The recommendations center on clearer guidance and faster coordination. "We came up with 10 specific recommendations," Soltan said, and the board proposes publishing sector‑specific fact sheets and supplemental guidance to make applicants aware of existing statutory benefits (hours‑of‑operation allowances and prime‑soils mitigation defaults) and to explain a precedent called Stony Brook that lets commissions limit permit conditions to a subset of a larger tract.
Why it matters: the board found a small but steady caseload for the sector and evidence that interagency timing slows decisions. Between 2018 and early 2025 the board identified 14 wood‑products manufacturing Act 250 applications (about two per year); roughly two‑thirds were processed as minor applications and about one‑third as majors. The board reported an average in‑house processing time of about 130 days (after removing an outlier) and noted that 6 of the 14 cases (43%) were delayed while the commission awaited ancillary permits—most commonly Agency of Natural Resources stormwater or related ANR permits—for an average wait of about 89–90 days.
Key recommendations described to the committee include: publishing targeted guidance and fact sheets for the sector; expanding internal and public training for commissioners and applicants; documenting ANR permit coordination options for complex projects; reviewing Act 250 rules to improve efficiency (for example, clearer permit names and possibly broader use of administrative amendments); advocating for an ombudsperson or permit specialist to provide hands‑on assistance; and making a statutory clarification to align forestry/logging exemptions with agricultural exemptions below 2,500 feet.
On the statutory definition of "wood products manufacturer," Soltan said a 2021 definition unintentionally captured log yards as manufacturing facilities, changing long‑standing practice. The board recommends revising that definition so log yards would be treated as part of logging operations rather than commercial manufacturing in the statute.
Board members told the committee they had limited direct survey response from primary applicants in the sector and therefore supplemented record reviews with evening outreach sessions and stakeholder meetings.
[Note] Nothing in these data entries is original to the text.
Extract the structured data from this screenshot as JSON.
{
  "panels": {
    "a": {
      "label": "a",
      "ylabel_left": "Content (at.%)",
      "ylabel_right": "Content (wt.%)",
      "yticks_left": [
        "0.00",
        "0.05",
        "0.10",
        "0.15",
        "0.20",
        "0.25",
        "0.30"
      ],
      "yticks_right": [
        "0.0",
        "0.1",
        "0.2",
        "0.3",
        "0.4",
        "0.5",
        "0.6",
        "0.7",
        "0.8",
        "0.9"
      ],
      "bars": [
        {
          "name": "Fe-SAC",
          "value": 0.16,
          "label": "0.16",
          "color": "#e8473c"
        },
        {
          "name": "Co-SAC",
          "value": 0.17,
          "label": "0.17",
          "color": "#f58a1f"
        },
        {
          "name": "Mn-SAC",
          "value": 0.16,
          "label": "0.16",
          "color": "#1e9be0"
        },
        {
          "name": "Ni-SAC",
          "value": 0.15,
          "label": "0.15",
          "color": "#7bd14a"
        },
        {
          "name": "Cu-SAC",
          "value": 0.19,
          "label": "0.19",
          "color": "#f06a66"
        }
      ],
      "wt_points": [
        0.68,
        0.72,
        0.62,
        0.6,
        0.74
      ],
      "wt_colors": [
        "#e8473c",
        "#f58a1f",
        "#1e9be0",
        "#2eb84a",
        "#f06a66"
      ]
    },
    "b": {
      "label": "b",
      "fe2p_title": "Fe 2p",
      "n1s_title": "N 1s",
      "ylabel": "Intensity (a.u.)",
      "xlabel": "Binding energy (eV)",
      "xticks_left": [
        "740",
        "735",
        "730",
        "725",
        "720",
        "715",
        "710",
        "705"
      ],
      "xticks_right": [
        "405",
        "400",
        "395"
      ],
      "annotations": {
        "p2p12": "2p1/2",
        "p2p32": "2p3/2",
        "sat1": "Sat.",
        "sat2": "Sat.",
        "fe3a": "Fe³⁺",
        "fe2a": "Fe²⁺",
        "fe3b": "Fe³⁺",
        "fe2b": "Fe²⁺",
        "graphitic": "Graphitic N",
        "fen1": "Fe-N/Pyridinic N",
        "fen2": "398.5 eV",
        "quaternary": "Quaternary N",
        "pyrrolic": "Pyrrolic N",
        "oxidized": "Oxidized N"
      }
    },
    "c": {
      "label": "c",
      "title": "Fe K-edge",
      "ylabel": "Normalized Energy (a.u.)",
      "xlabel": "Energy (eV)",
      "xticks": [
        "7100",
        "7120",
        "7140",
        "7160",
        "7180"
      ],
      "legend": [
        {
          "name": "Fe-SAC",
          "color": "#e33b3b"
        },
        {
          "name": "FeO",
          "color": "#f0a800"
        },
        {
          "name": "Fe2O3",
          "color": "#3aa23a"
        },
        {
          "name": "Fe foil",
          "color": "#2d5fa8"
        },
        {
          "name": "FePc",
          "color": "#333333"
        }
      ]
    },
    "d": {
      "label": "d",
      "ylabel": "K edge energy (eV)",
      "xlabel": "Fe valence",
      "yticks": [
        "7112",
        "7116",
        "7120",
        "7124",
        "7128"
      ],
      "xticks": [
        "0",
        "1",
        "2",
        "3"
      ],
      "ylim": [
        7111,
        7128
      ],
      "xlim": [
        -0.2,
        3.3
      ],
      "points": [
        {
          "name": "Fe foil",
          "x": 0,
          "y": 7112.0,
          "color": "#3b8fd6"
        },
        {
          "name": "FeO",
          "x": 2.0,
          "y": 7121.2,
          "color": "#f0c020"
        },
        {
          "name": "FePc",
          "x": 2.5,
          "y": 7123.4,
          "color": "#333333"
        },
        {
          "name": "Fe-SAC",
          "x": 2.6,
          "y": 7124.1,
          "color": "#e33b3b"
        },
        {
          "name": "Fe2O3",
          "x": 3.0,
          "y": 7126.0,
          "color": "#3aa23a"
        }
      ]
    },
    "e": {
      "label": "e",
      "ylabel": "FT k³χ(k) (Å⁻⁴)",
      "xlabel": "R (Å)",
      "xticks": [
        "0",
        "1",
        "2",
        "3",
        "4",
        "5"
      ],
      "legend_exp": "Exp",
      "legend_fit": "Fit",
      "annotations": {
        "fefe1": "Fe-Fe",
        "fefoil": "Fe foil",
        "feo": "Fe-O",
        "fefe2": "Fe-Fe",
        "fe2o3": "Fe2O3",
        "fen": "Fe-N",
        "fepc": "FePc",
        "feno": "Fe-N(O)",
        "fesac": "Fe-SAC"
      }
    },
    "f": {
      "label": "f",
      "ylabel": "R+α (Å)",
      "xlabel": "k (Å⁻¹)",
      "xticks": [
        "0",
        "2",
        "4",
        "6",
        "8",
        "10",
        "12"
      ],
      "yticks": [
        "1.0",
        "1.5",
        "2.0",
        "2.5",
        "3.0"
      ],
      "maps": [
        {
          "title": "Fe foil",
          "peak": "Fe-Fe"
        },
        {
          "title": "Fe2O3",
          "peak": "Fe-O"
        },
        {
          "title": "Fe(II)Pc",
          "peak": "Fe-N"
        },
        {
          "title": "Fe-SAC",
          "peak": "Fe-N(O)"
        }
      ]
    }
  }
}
Soltan said the board will finalize its fact sheet and guidance in coordination with ANR and make those materials publicly available on the board’s website.
Committee members pressed on prioritization and potential impacts. Soltan said the recommendations were not listed strictly in priority order but that publishing guidance and improving coordination could materially reduce delays—particularly where Act 250 decisions must wait for ancillary ANR permits. "For instance," Soltan said, "in 43% of the applications the Commission had everything it needed but had to wait for receipt of those other permits before the Act 250 permit process could be concluded."
Next steps: the board plans to draft targeted statutory language to address the wood‑products definition and to return to the committee with more detailed language and updates, with staff offering to come back in a follow‑up meeting to walk through the proposed statutory text and rule changes.